The door opened, revealing a thin, less than spruce version of the Earl of Tremont. The boy had aged into young manhood, gangly youth giving way to a spare, muscular frame.
“Powell and…Lydia?” He retreated and left the door open. “I had hoped… Well, do come in. Can’t exactly ring for tea, but neither can we have this discussion on the stair. I was not expecting… That is to say… If you intend to rip up at me, Lydia, have at it, but please tell me first how Mama is getting on.”
Another woman might have dissolved into tears, but Lydia merely marched into the room and walked a circle around her brother, leaving Dylan to close the door. Tremont stood at attention, chin up, looking more like a resentful schoolboy than a former officer.
And not at all like a long-lost brother.
“You had more growing to do,” Lydia said. “You are taller than Papa was. I cannot… It’s good to see you, Marcus.”
Tremont nodded. “Good to see you too, Lydia. Good, but also… I had hoped to leave England without causing you and Mama further upset.”
She came to a halt before him. “Why leave England?”
“How is Mama?”
Still, she did not embrace her brother, and Tremont did not embrace her. Did not take her hand, did not in any way show evidence of sibling affection, and Dylan knew Lydia to be an affectionate woman.
“Mama is miserable. She still misses Papa, and now she frets endlessly over you and over the havoc Uncle is wreaking with Tremont. She does not want me to marry Wesley, but Tremont will need my settlements before too much longer.”
Whatever Dylan had expected of the sibling reunion, it hadn’t been this painfully awkward, cool exchange. Appreciation for his sisters tugged at him, for their blunt honesty, their patience, and their caring. He owed them an apology, at least.
And somebody owed Lydia an apology. A woman ought not to be this composed when reuniting with a brother thought lost to the battlefields. For that matter, Tremont, barely of age, coping with straitened circumstances, ought not to be so reserved either.
“You confirm Wesley’s report,” Tremont replied, “and he shares your fears regarding Uncle’s bungling. I hope you do marry him, Lydia, because Wesley has Tremont’s best interests at heart.”
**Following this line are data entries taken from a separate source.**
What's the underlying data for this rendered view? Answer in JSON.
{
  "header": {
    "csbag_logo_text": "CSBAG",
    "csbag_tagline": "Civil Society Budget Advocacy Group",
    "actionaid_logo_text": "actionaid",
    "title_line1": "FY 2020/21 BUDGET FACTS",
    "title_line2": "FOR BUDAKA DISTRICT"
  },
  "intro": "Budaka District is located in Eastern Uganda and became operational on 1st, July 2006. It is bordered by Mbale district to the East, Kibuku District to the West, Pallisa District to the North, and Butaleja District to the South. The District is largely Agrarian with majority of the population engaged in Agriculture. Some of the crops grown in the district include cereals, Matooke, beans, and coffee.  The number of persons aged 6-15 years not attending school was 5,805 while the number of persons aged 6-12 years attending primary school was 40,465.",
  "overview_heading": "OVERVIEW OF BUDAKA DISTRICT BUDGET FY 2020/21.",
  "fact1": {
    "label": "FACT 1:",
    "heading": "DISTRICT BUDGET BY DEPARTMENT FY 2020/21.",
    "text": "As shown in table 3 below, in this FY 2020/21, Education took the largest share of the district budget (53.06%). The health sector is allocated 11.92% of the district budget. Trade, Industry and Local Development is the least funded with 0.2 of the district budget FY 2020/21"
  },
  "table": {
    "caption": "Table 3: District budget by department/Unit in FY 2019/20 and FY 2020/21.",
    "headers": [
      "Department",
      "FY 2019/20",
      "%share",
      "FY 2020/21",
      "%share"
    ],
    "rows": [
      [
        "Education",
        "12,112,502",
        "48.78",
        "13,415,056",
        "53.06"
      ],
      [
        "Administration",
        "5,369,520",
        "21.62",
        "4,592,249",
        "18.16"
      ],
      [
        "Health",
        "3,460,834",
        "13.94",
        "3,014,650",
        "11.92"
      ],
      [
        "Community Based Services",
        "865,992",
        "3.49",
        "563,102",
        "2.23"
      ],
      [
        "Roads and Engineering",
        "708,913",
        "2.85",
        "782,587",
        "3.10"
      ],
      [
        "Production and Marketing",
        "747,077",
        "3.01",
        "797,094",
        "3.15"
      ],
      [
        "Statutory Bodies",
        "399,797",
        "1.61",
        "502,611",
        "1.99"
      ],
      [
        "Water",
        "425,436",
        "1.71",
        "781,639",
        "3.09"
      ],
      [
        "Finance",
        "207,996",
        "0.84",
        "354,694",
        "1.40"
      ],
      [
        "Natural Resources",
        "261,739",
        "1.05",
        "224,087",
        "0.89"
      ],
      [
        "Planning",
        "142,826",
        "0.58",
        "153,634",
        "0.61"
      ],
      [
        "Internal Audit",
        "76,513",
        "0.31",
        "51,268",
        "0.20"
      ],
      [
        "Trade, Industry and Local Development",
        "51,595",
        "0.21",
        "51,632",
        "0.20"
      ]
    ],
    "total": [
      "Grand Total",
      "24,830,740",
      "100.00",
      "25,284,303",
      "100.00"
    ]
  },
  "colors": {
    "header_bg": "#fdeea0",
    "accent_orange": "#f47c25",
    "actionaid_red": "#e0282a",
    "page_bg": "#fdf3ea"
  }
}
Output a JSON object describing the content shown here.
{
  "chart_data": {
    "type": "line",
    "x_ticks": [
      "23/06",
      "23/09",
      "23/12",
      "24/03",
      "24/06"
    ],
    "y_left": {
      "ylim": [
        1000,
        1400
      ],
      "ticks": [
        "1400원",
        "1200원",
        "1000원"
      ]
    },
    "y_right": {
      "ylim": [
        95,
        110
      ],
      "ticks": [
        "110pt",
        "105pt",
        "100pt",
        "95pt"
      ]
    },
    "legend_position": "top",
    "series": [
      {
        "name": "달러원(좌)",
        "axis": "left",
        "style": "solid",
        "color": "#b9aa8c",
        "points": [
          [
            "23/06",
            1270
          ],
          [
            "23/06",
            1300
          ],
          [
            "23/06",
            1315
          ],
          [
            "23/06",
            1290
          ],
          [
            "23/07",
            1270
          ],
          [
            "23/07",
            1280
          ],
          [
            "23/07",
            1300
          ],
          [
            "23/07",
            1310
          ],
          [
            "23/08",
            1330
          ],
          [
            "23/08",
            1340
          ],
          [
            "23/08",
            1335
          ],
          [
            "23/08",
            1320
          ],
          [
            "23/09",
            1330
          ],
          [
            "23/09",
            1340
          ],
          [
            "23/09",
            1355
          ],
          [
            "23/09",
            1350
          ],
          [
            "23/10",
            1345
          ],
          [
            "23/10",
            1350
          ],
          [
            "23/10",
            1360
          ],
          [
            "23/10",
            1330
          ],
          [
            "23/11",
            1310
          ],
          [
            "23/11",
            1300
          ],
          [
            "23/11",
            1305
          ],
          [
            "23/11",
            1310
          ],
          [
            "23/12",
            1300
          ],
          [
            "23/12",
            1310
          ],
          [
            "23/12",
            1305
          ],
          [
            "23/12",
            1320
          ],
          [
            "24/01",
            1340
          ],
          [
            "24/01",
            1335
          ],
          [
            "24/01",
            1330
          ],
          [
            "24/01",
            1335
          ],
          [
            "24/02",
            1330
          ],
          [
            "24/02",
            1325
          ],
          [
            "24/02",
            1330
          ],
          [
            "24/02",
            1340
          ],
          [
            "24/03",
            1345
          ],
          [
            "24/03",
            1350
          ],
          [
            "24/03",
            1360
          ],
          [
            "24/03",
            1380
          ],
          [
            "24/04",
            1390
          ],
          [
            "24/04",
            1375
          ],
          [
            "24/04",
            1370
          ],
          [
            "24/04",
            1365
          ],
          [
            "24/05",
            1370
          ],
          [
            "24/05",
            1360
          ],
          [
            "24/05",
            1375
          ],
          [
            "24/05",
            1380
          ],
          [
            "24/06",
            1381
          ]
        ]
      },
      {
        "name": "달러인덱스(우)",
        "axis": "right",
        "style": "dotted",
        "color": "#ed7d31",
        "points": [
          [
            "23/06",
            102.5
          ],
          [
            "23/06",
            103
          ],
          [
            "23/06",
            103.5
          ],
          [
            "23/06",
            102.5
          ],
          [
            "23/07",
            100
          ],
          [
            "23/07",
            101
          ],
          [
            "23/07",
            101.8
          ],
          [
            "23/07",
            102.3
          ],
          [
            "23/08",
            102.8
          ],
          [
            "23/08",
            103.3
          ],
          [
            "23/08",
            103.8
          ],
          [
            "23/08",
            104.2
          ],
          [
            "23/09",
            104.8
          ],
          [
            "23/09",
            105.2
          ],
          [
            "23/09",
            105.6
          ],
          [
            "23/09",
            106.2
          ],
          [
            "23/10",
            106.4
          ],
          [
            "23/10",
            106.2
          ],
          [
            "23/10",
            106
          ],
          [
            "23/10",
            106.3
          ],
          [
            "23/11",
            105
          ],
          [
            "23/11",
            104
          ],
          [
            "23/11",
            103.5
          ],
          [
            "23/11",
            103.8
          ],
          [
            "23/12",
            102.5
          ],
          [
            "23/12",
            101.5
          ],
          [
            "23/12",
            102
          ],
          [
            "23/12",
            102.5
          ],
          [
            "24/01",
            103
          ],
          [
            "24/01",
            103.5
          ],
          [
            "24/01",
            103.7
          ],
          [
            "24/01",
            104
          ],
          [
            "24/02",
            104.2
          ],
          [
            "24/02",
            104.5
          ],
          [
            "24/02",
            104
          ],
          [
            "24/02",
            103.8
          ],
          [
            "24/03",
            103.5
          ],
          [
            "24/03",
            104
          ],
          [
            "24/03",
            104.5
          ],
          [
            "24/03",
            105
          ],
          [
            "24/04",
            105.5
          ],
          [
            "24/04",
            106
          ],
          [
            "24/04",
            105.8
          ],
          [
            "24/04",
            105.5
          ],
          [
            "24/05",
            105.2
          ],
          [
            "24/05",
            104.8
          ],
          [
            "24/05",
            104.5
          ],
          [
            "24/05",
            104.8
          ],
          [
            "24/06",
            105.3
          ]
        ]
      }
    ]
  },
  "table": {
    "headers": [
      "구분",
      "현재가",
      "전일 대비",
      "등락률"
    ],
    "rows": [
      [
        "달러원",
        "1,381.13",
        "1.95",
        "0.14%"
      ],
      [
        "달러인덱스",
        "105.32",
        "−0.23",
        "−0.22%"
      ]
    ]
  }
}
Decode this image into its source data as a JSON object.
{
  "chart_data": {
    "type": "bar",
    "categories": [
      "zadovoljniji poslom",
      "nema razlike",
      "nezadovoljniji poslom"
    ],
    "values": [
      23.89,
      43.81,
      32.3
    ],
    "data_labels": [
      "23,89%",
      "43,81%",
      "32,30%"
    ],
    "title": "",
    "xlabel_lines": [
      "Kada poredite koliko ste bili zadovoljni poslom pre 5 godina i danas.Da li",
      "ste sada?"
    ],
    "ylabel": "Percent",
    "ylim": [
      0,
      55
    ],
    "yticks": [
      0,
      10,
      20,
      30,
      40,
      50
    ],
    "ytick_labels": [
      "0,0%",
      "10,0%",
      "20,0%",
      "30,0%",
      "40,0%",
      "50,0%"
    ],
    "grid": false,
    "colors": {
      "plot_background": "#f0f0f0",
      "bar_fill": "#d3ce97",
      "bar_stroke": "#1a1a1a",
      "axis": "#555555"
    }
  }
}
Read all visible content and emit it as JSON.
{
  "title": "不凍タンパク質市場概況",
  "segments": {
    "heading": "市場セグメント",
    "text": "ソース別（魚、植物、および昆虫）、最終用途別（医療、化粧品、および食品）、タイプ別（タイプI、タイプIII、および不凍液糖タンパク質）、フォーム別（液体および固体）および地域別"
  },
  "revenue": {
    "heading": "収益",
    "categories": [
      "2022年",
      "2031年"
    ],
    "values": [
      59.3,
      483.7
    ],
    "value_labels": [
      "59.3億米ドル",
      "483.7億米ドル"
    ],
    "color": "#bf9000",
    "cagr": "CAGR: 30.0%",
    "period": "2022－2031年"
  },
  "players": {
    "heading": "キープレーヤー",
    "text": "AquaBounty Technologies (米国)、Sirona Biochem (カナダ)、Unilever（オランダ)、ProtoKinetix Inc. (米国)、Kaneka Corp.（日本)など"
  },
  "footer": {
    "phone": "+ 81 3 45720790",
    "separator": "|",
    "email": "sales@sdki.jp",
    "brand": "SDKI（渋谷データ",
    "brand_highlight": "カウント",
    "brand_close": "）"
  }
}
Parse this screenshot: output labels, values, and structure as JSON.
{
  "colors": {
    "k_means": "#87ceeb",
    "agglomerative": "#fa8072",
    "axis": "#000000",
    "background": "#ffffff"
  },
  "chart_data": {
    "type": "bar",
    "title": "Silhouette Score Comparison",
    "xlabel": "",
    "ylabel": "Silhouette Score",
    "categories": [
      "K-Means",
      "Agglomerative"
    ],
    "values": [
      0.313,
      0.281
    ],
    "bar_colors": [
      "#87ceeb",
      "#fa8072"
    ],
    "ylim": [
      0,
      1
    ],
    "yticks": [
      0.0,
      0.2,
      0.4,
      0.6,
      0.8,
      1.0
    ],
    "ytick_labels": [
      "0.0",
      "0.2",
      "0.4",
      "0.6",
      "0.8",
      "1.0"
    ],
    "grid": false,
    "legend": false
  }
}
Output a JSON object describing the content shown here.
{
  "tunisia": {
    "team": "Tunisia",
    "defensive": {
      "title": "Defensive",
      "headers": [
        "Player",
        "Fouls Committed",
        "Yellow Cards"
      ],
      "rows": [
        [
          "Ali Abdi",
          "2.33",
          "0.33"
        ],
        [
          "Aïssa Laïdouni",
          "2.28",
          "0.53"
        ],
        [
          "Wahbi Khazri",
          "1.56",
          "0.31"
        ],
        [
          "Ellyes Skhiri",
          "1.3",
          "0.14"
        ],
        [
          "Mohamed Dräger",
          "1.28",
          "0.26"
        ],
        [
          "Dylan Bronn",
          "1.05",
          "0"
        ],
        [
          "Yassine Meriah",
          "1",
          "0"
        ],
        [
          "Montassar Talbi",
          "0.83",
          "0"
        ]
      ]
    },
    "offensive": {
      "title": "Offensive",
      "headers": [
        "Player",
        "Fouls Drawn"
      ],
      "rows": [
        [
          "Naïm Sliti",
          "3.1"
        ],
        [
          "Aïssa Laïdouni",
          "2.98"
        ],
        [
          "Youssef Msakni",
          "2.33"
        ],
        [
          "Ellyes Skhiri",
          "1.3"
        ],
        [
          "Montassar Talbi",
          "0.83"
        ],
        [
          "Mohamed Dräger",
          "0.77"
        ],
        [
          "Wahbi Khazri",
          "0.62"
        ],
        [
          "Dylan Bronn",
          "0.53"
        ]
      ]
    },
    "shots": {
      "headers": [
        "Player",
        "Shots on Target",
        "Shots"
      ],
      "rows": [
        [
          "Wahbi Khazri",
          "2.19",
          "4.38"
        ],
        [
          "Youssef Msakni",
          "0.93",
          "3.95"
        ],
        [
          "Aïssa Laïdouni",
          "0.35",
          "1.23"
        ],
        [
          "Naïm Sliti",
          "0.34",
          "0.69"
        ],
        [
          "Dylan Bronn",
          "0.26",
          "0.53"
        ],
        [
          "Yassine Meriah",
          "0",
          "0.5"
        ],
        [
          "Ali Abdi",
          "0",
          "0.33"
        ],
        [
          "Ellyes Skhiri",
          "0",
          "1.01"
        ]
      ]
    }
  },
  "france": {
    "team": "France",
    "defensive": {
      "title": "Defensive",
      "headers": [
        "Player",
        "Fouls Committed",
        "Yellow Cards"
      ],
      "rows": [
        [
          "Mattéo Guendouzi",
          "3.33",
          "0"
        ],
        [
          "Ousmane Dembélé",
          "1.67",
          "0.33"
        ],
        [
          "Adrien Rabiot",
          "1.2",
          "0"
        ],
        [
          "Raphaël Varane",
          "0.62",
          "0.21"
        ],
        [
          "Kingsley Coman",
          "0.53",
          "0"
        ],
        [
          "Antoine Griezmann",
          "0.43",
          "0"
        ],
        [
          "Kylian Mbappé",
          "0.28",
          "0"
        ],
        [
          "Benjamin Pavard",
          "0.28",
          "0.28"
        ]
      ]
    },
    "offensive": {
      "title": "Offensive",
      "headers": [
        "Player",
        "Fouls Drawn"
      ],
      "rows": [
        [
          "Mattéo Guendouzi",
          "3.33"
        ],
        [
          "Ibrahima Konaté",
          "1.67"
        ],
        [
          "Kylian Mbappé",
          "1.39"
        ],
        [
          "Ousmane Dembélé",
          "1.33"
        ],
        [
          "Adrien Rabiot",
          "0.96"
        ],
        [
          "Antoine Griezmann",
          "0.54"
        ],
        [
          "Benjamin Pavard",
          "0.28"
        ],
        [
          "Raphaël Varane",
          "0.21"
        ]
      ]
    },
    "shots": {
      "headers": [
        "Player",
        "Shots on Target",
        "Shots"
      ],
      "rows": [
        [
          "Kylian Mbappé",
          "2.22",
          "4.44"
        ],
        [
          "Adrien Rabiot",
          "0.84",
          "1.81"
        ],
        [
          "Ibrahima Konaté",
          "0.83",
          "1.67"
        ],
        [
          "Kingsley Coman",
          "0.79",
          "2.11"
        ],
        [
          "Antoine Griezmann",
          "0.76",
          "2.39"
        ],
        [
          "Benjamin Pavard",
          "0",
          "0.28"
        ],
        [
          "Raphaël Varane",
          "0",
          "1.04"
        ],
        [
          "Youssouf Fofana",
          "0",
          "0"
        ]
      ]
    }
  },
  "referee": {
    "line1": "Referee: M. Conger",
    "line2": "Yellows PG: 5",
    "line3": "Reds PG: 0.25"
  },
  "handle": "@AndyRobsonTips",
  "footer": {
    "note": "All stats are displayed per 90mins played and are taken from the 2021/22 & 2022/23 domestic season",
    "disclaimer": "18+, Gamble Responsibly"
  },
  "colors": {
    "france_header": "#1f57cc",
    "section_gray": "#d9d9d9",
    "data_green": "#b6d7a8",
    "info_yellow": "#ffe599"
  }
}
Lydia looked her brother up and down. The earl might have gained height, but he was doubtless still very much Lydia’s little brother.
“Wesley just called on you. What was he doing here?”
“He’s helping me make arrangements to leave England, and he will do what he can to stay Uncle’s hand. I’m sorry, Lydia, but I am trying to do the right thing. I have always tried to do the right thing.”
And that little sermon was vintage Tremont. Reeking of pompous nobility and absolutely wrongheaded.
“The right thing is to come home,” Lydia said. “Tremont is your birthright and your duty.”
The earl sent Dylan a pleading look. “No, Lydia, it’s not. Well, it is, or it was, but it’s not my only duty. Tell Mama not to worry, tell her that I’m willing to work hard and turn my hand to any honest labor. I wasn’t worth much as an officer, but I do well enough in a humbler role. I will write if I can, though I will have to change my name.”
Lydia’s expression was absolutely composed. “You turn your back on the family who needs you, you go larking off to God knows where, and tell me you are pursuing the honorable course? Marcus, has war left you deranged?”
Finally, Tremont tried a pat to Lydia’s shoulder. “I am doing the honorable thing, Lydia. You just don’t know it. Ever since the business with the Finchly scoundrel, I have tried to do the honorable thing, and the results have been… challenging, not as I intended. But I did the only thing possible in the circumstances. Wesley was right about that. I never wanted to join up, much less leave you and Mama, but ‘nothing happens to any man that he is not formed by nature to bear,’ and I carry on. You and Mama must carry on too.”
Lydia stepped back. “You quote Aureliusnow?”
Tremont drew himself up with a curious dignity. “The philosopher has seen me through many a dark day, Lydia. I am sorry to disappoint you, but I must ask you to leave and not come back.”
Lydia stood motionless, staring at her brother as if she’d see into his soul. Her heart had to be breaking into a thousand jagged pieces, and yet, this priggish stupidity was exactly what Dylan would have expected from Tremont.
The young earl had debts, or had angered some jealous husband, and was fleeing the consequences.
“When do you sail?” she asked.
“Ten days hence. Wesley is arranging it all, and I will travel under an assumed name. Don’t try to find me, but I will write if I can.”
Dylan waited for Lydia to fly at her brother with her fists, to unleash torrents of sororal vituperation upon him, but she only curtseyed.
“Safe journey, my lord. I will miss you.”
Tremont bowed. “I’m sorry, Lydia. I did the best I could. Powell, I trust you will see my sister safely from the premises.”